Die elektrische Revolution hat bei Alfa Romeo einen Dämpfer erfahren. Einst verpflichtet, bis 2027 in Nordamerika vollständig elektrisch zu werden, hat die italienische Luxusmarke ihren Zeitplan für rein elektrische Fahrzeuge aufgegeben und stattdessen eine „Multi-Energie“-Strategie gewählt. Diese Wende wird dazu führen, dass Alfa Romeo eine Mischung aus benzinbetriebenen, elektrischen und Plug-in-Hybridfahrzeugen anbietet, was einen wachsenden Trend zu neu kalibrierten EV-Ambitionen in der Automobilindustrie widerspiegelt.
Händler wehren sich gegen EV-Exklusivität
Die Entscheidung von Alfa Romeo erfolgt vor dem Hintergrund von Bedenken, dass eine rein elektrische Modellpalette für das US-Händlernetzwerk zu restriktiv wäre. Chris Feuell, Chef von Alfa Romeo Nordamerika, erkannte die Herausforderungen während der National Automobile Dealers Association (NADA) Show an.

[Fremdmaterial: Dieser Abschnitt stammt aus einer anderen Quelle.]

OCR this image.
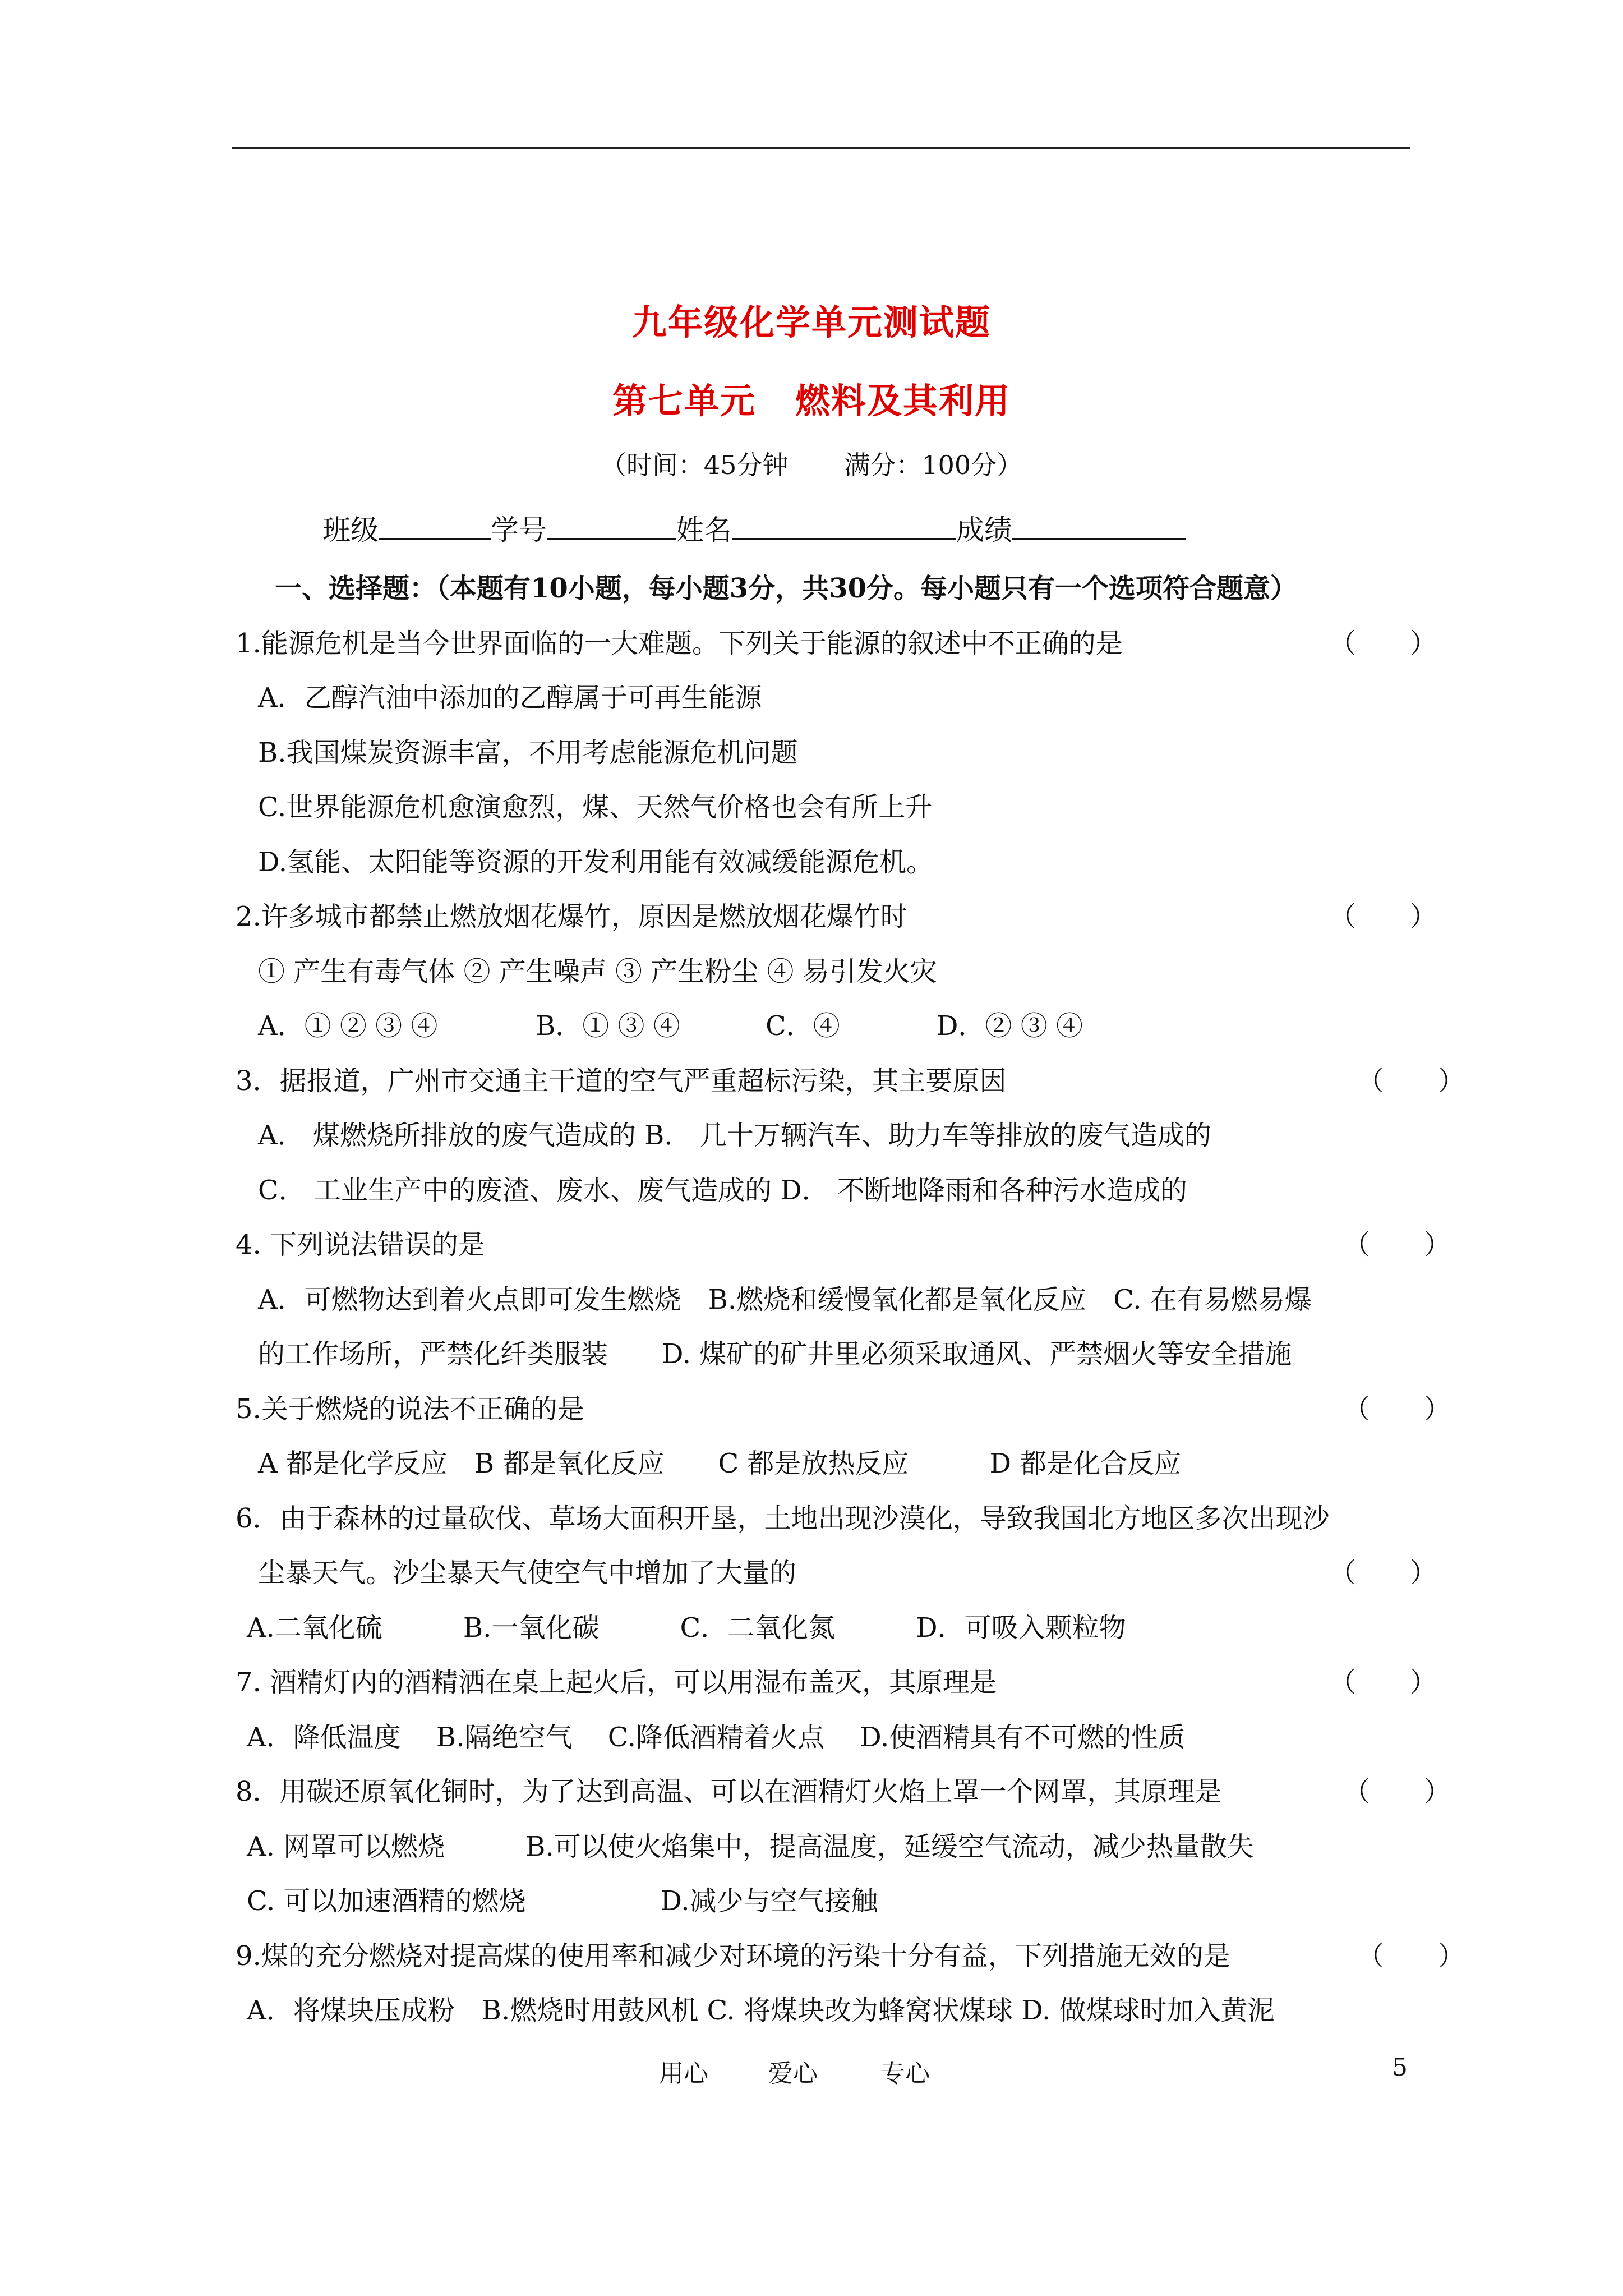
九年级化学单元测试题
第七单元 燃料及其利用
（时间：45分钟 满分：100分）
班级	学号	姓名	成绩
一、选择题：（本题有10小题，每小题3分，共30分。每小题只有一个选项符合题意）
1.能源危机是当今世界面临的一大难题。下列关于能源的叙述中不正确的是	（　　）
A．乙醇汽油中添加的乙醇属于可再生能源
B.我国煤炭资源丰富，不用考虑能源危机问题
C.世界能源危机愈演愈烈，煤、天然气价格也会有所上升
D.氢能、太阳能等资源的开发利用能有效减缓能源危机。
2.许多城市都禁止燃放烟花爆竹，原因是燃放烟花爆竹时	（　　）
① 产生有毒气体 ② 产生噪声 ③ 产生粉尘 ④ 易引发火灾
A．① ② ③ ④	B．① ③ ④	C．④	D．② ③ ④
3．据报道，广州市交通主干道的空气严重超标污染，其主要原因	（　　）
A． 煤燃烧所排放的废气造成的 B． 几十万辆汽车、助力车等排放的废气造成的
C． 工业生产中的废渣、废水、废气造成的 D． 不断地降雨和各种污水造成的
4. 下列说法错误的是	（　　）
A．可燃物达到着火点即可发生燃烧　B.燃烧和缓慢氧化都是氧化反应　C. 在有易燃易爆
的工作场所，严禁化纤类服装　　D. 煤矿的矿井里必须采取通风、严禁烟火等安全措施
5.关于燃烧的说法不正确的是	（　　）
A 都是化学反应　B 都是氧化反应　　C 都是放热反应　　　D 都是化合反应
6．由于森林的过量砍伐、草场大面积开垦，土地出现沙漠化，导致我国北方地区多次出现沙
尘暴天气。沙尘暴天气使空气中增加了大量的	（　　）
A.二氧化硫　　　B.一氧化碳　　　C．二氧化氮　　　D．可吸入颗粒物
7. 酒精灯内的酒精洒在桌上起火后，可以用湿布盖灭，其原理是	（　　）
A．降低温度　 B.隔绝空气　 C.降低酒精着火点　 D.使酒精具有不可燃的性质
8．用碳还原氧化铜时，为了达到高温、可以在酒精灯火焰上罩一个网罩，其原理是	（　　）
A. 网罩可以燃烧　　　B.可以使火焰集中，提高温度，延缓空气流动，减少热量散失
C. 可以加速酒精的燃烧　　　　　D.减少与空气接触
9.煤的充分燃烧对提高煤的使用率和减少对环境的污染十分有益，下列措施无效的是	（　　）
A．将煤块压成粉　B.燃烧时用鼓风机 C. 将煤块改为蜂窝状煤球 D. 做煤球时加入黄泥
用心 爱心	专心	5
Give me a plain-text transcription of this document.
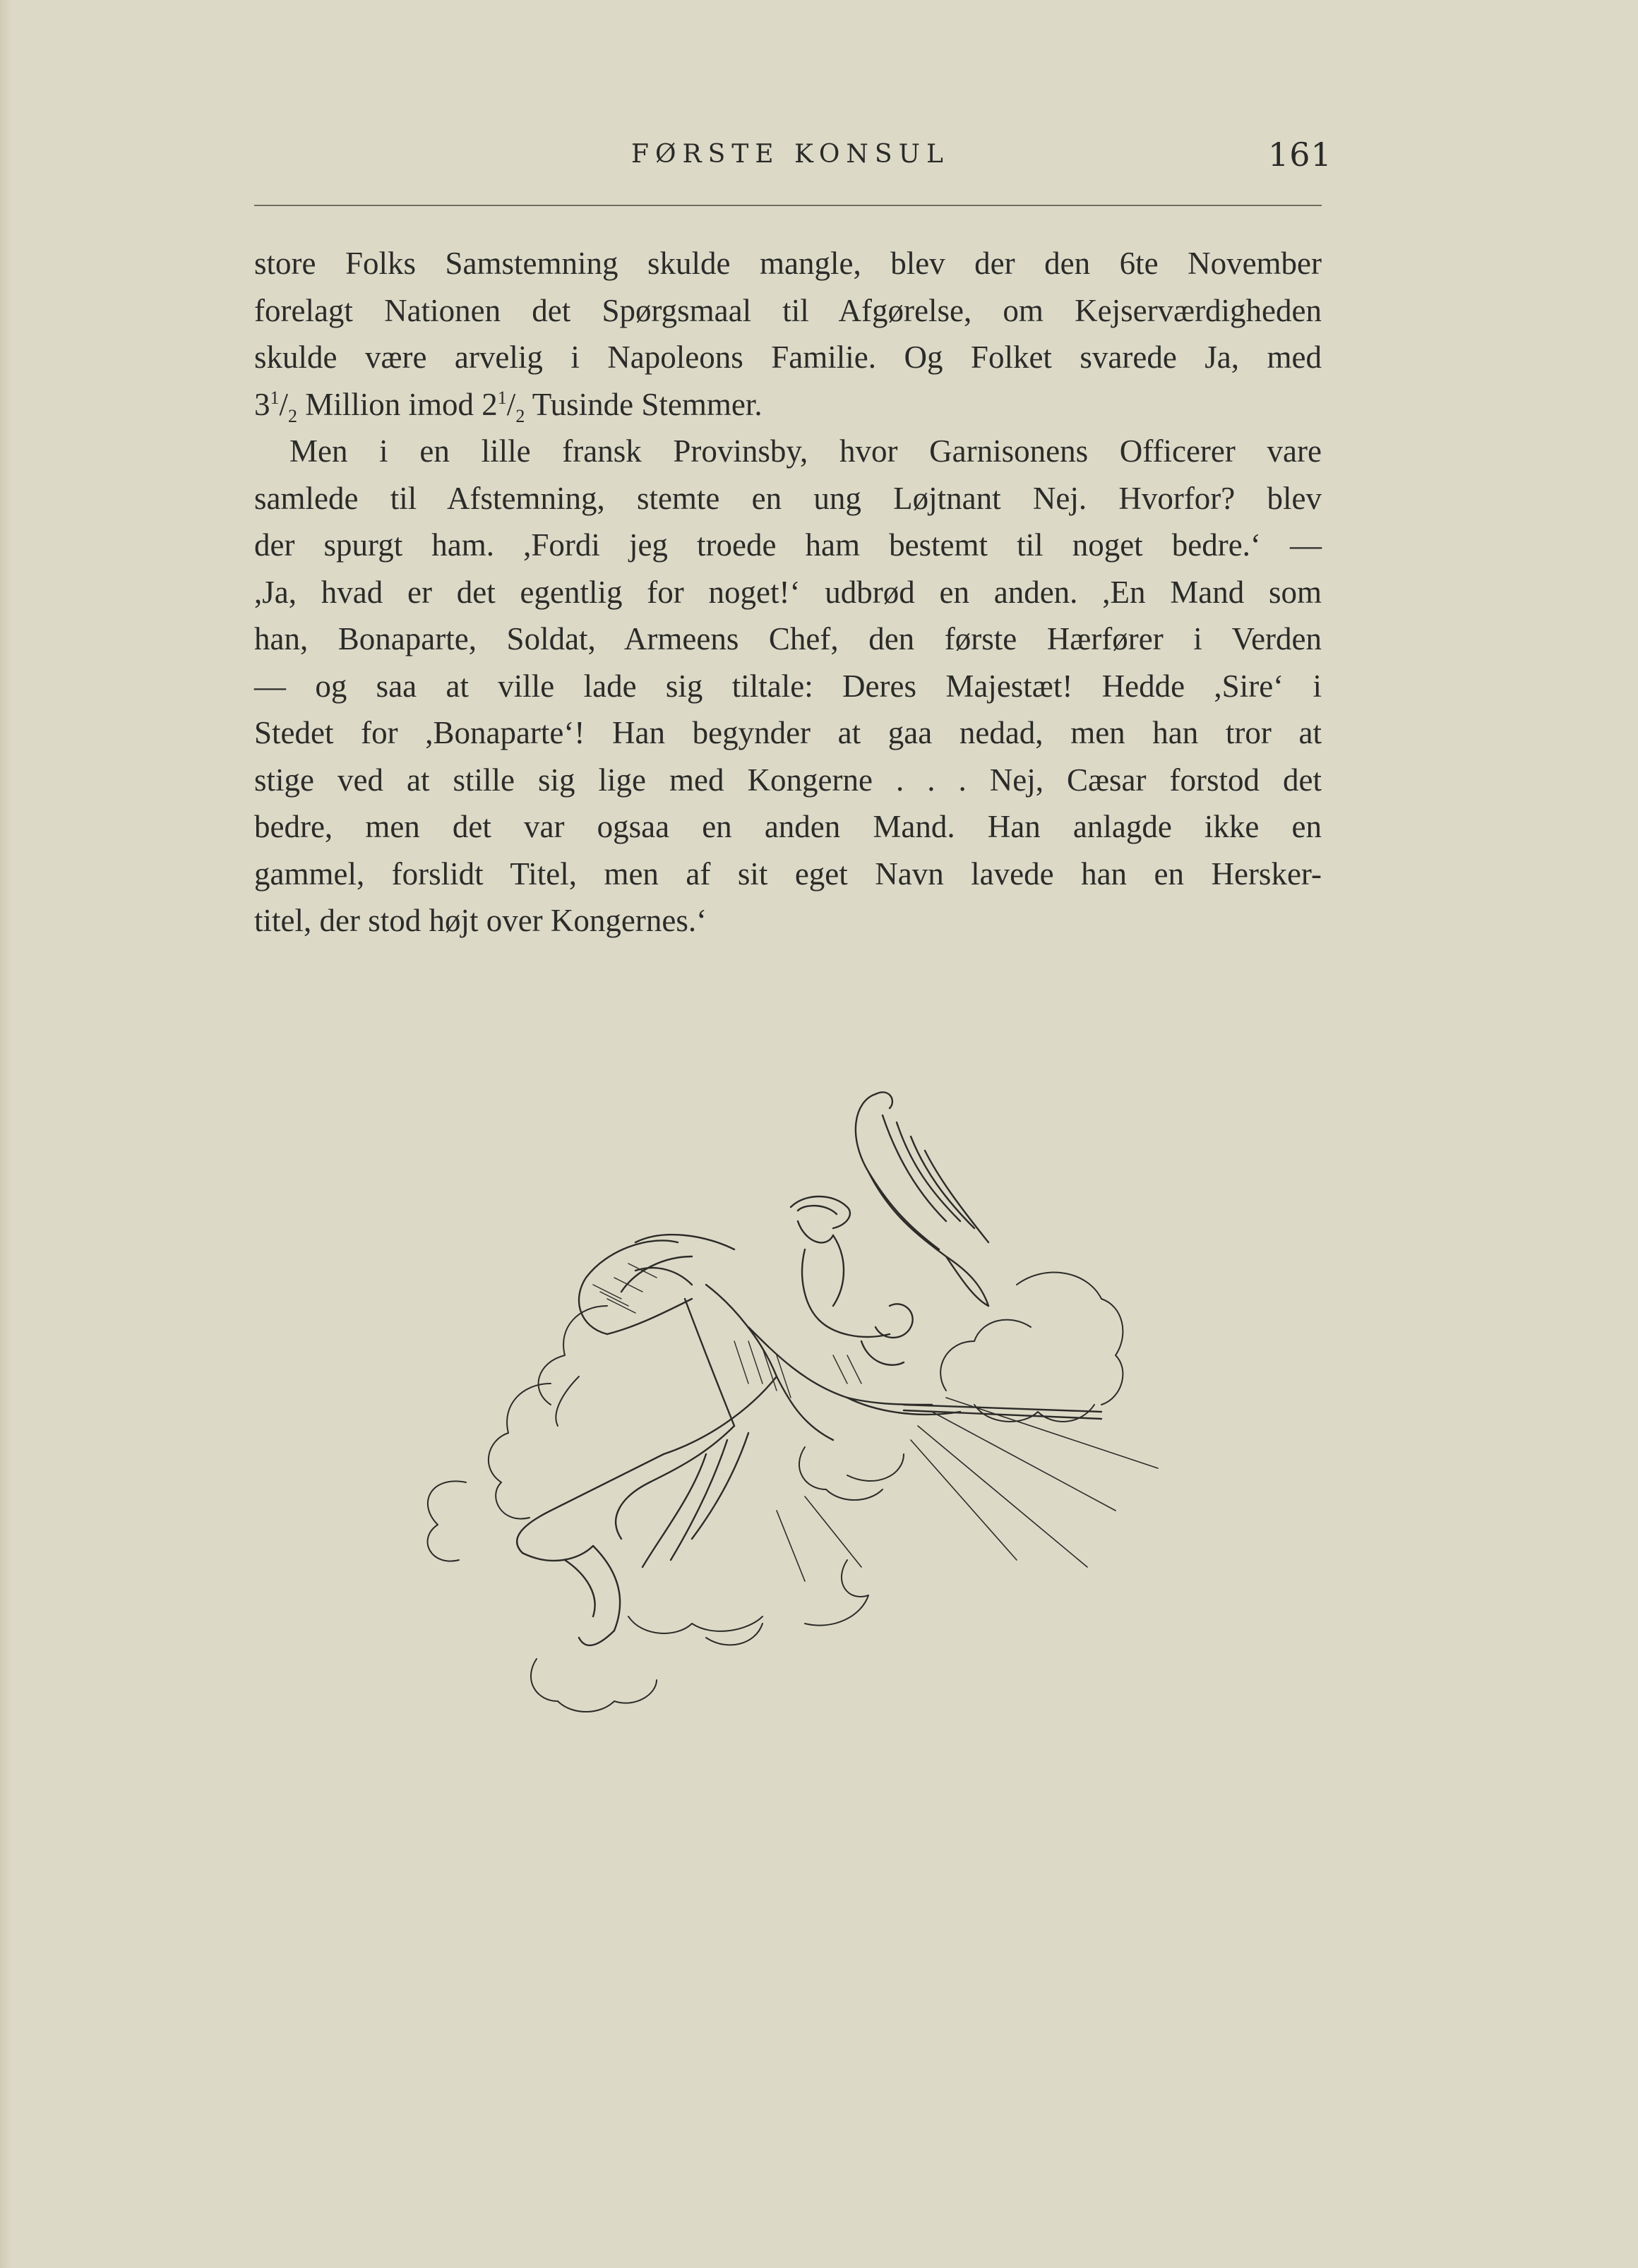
FØRSTE KONSUL	161

store Folks Samstemning skulde mangle, blev der den 6te November

forelagt Nationen det Spørgsmaal til Afgørelse, om Kejserværdigheden

skulde være arvelig i Napoleons Familie. Og Folket svarede Ja, med

$3^1/_2$ Million imod $2^1/_2$ Tusinde Stemmer.

Men i en lille fransk Provinsby, hvor Garnisonens Officerer vare

samlede til Afstemning, stemte en ung Løjtnant Nej. Hvorfor? blev

der spurgt ham. ,Fordi jeg troede ham bestemt til noget bedre.‘ —

,Ja, hvad er det egentlig for noget!‘ udbrød en anden. ,En Mand som

han, Bonaparte, Soldat, Armeens Chef, den første Hærfører i Verden

— og saa at ville lade sig tiltale: Deres Majestæt! Hedde ,Sire‘ i

Stedet for ,Bonaparte‘! Han begynder at gaa nedad, men han tror at

stige ved at stille sig lige med Kongerne . . . Nej, Cæsar forstod det

bedre, men det var ogsaa en anden Mand. Han anlagde ikke en

gammel, forslidt Titel, men af sit eget Navn lavede han en Hersker-

titel, der stod højt over Kongernes.‘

„Wir haben 110 Händler … in unserem US-Netzwerk, und es wäre sehr herausfordernd für sie, mit einem BEV-only Portfolio zu überleben,“ sagte Feuell. Angesichts eines Verkaufsrückgangs von 19 % im letzten Jahr auf nur 8.865 Fahrzeuge steht die Marke unter Druck, Modelle anzubieten, die mit der Verbrauchernachfrage und der Rentabilität der Händler übereinstimmen.
Globale Unsicherheit über EV-Zeitpläne
Als Alfa Romeo erstmals seine EV-Ambitionen ankündigte, plante das Unternehmen, nicht nur in Nordamerika, sondern auch in dem erweiterten Europa und China ausschließlich elektrisch zu werden. Jüngste Äußerungen der Unternehmensführung deuten jedoch auf einen flexibleren Ansatz hin. Der ehemalige CEO Jean-Philippe Imparato ließ durchblicken, dass das Unternehmen benzinbetriebene Optionen so lange beibehalten würde, wie die Verbraucher sie nachfragen. Der neue CEO Santo Ficili scheint sich in diese Anpassungsfähigkeit zu neigen, da die kommenden Modelle wie die Giulia und Stelvio Nachfolger sowohl Varianten mit Verbrennungsmotor (ICE) als auch elektrische Varianten auf Stellantis’ STLA Large Plattform bieten werden.
Bestandsprobleme und Händleranreize
Alfa Romeos Rückzug von der EV-Strategie betrifft nicht nur die Strategie – es geht auch ums Überleben. Da die Hälfte des US-Händlerbestands aus unverkauften 2024-Modellen besteht, führt das Unternehmen aggressive Rabatte ein, um den Lagerbestand zu reduzieren. Ein Leasingangebot von 399 $ pro Monat für den benzinbetriebenen Tonale ist Teil der Bemühungen, den Verkauf anzukurbeln.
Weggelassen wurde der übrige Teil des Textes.